AES is one of the newer ciphers that is seen as fairly secure. As matter of fact, there is no viable attack on it so far (except if you can run your own program on the encrypting computer... and then you don't need to bother cracking the code.)
If you are interested in highest security then you must use open source encryption software (such as GnuPG) because it is widely peer-reviewed. Closed source software, like today's PGP, may contain security flaws that nobody knows about (and those who do have means of breaking the code.) Also, as other people mentioned, keep the private key password-protected, on a USB disk, and do encryption only on a computer that is never connected to the Internet. Windows or Linux - that does not matter in this case.
High security of modern encryption is the reason why UK has a law that every UK subject must reveal their private encryption key upon demand by authorities, or go to jail.
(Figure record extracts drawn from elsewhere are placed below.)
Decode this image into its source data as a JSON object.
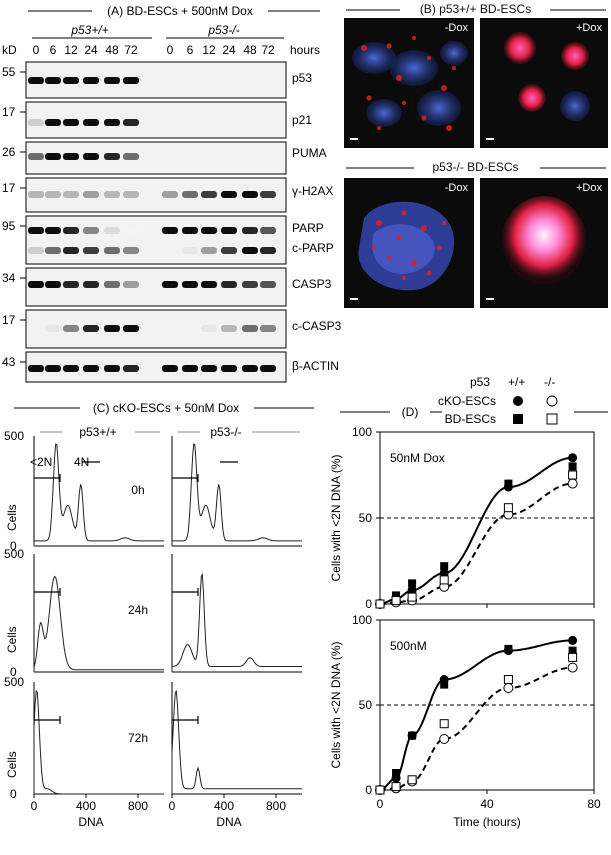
{
  "panelA": {
    "title": "(A)  BD-ESCs + 500nM Dox",
    "geno_wt": "p53+/+",
    "geno_ko": "p53-/-",
    "kd_label": "kD",
    "hours_label": "hours",
    "lanes": [
      "0",
      "6",
      "12",
      "24",
      "48",
      "72",
      "0",
      "6",
      "12",
      "24",
      "48",
      "72"
    ],
    "rows": [
      {
        "kd": "55",
        "proteins": [
          "p53"
        ]
      },
      {
        "kd": "17",
        "proteins": [
          "p21"
        ]
      },
      {
        "kd": "26",
        "proteins": [
          "PUMA"
        ]
      },
      {
        "kd": "17",
        "proteins": [
          "γ-H2AX"
        ]
      },
      {
        "kd": "95",
        "proteins": [
          "PARP",
          "c-PARP"
        ]
      },
      {
        "kd": "34",
        "proteins": [
          "CASP3"
        ]
      },
      {
        "kd": "17",
        "proteins": [
          "c-CASP3"
        ]
      },
      {
        "kd": "43",
        "proteins": [
          "β-ACTIN"
        ]
      }
    ]
  },
  "panelB": {
    "title_wt": "(B)  p53+/+ BD-ESCs",
    "title_ko": "p53-/-  BD-ESCs",
    "minus_dox": "-Dox",
    "plus_dox": "+Dox"
  },
  "panelC": {
    "title": "(C)  cKO-ESCs + 50nM Dox",
    "geno_wt": "p53+/+",
    "geno_ko": "p53-/-",
    "sub2n": "<2N",
    "label4n": "4N",
    "times": [
      "0h",
      "24h",
      "72h"
    ],
    "ylabel": "Cells",
    "xlabel": "DNA",
    "xticks": [
      "0",
      "400",
      "800"
    ],
    "yticks": [
      "0",
      "500"
    ]
  },
  "panelD": {
    "title": "(D)",
    "legend_p53": "p53",
    "legend_wt": "+/+",
    "legend_ko": "-/-",
    "legend_ckO": "cKO-ESCs",
    "legend_bd": "BD-ESCs",
    "top_label": "50nM Dox",
    "bottom_label": "500nM",
    "ylabel": "Cells with <2N DNA (%)",
    "xlabel": "Time (hours)",
    "yticks": [
      "0",
      "50",
      "100"
    ],
    "xticks": [
      "0",
      "40",
      "80"
    ]
  },
  "chart_data": [
    {
      "type": "scatter",
      "title": "50nM Dox",
      "xlabel": "Time (hours)",
      "ylabel": "Cells with <2N DNA (%)",
      "xlim": [
        0,
        80
      ],
      "ylim": [
        0,
        100
      ],
      "series": [
        {
          "name": "cKO-ESCs p53+/+",
          "x": [
            0,
            6,
            12,
            24,
            48,
            72
          ],
          "y": [
            0,
            3,
            8,
            18,
            68,
            85
          ]
        },
        {
          "name": "BD-ESCs p53+/+",
          "x": [
            0,
            6,
            12,
            24,
            48,
            72
          ],
          "y": [
            0,
            5,
            12,
            22,
            70,
            80
          ]
        },
        {
          "name": "cKO-ESCs p53-/-",
          "x": [
            0,
            6,
            12,
            24,
            48,
            72
          ],
          "y": [
            0,
            1,
            2,
            10,
            52,
            70
          ]
        },
        {
          "name": "BD-ESCs p53-/-",
          "x": [
            0,
            6,
            12,
            24,
            48,
            72
          ],
          "y": [
            0,
            2,
            4,
            14,
            56,
            75
          ]
        }
      ]
    },
    {
      "type": "scatter",
      "title": "500nM",
      "xlabel": "Time (hours)",
      "ylabel": "Cells with <2N DNA (%)",
      "xlim": [
        0,
        80
      ],
      "ylim": [
        0,
        100
      ],
      "series": [
        {
          "name": "cKO-ESCs p53+/+",
          "x": [
            0,
            6,
            12,
            24,
            48,
            72
          ],
          "y": [
            0,
            7,
            32,
            65,
            82,
            88
          ]
        },
        {
          "name": "BD-ESCs p53+/+",
          "x": [
            0,
            6,
            12,
            24,
            48,
            72
          ],
          "y": [
            0,
            10,
            32,
            62,
            83,
            82
          ]
        },
        {
          "name": "cKO-ESCs p53-/-",
          "x": [
            0,
            6,
            12,
            24,
            48,
            72
          ],
          "y": [
            0,
            1,
            5,
            30,
            60,
            72
          ]
        },
        {
          "name": "BD-ESCs p53-/-",
          "x": [
            0,
            6,
            12,
            24,
            48,
            72
          ],
          "y": [
            0,
            2,
            6,
            39,
            65,
            78
          ]
        }
      ]
    }
  ]
}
They would not need to do that if they could crack AES on their quantum computers. (They can't, and they don't have quantum computers either.) In most scenarios your privacy will be very well protected if you use modern ciphers; the attacker would have a much better chance of getting the plaintext by beating you with a rubber hose until you provide the key.
But security of your message also depends on the recipient. If you send a super-secret message to Alice, and she then proceeds to decrypt it, print it, and leave on her desk in front of the window that faces the street, or save as plaintext on her Internet-connected, insecure computer, then your message is revealed to anyone who cares to have it.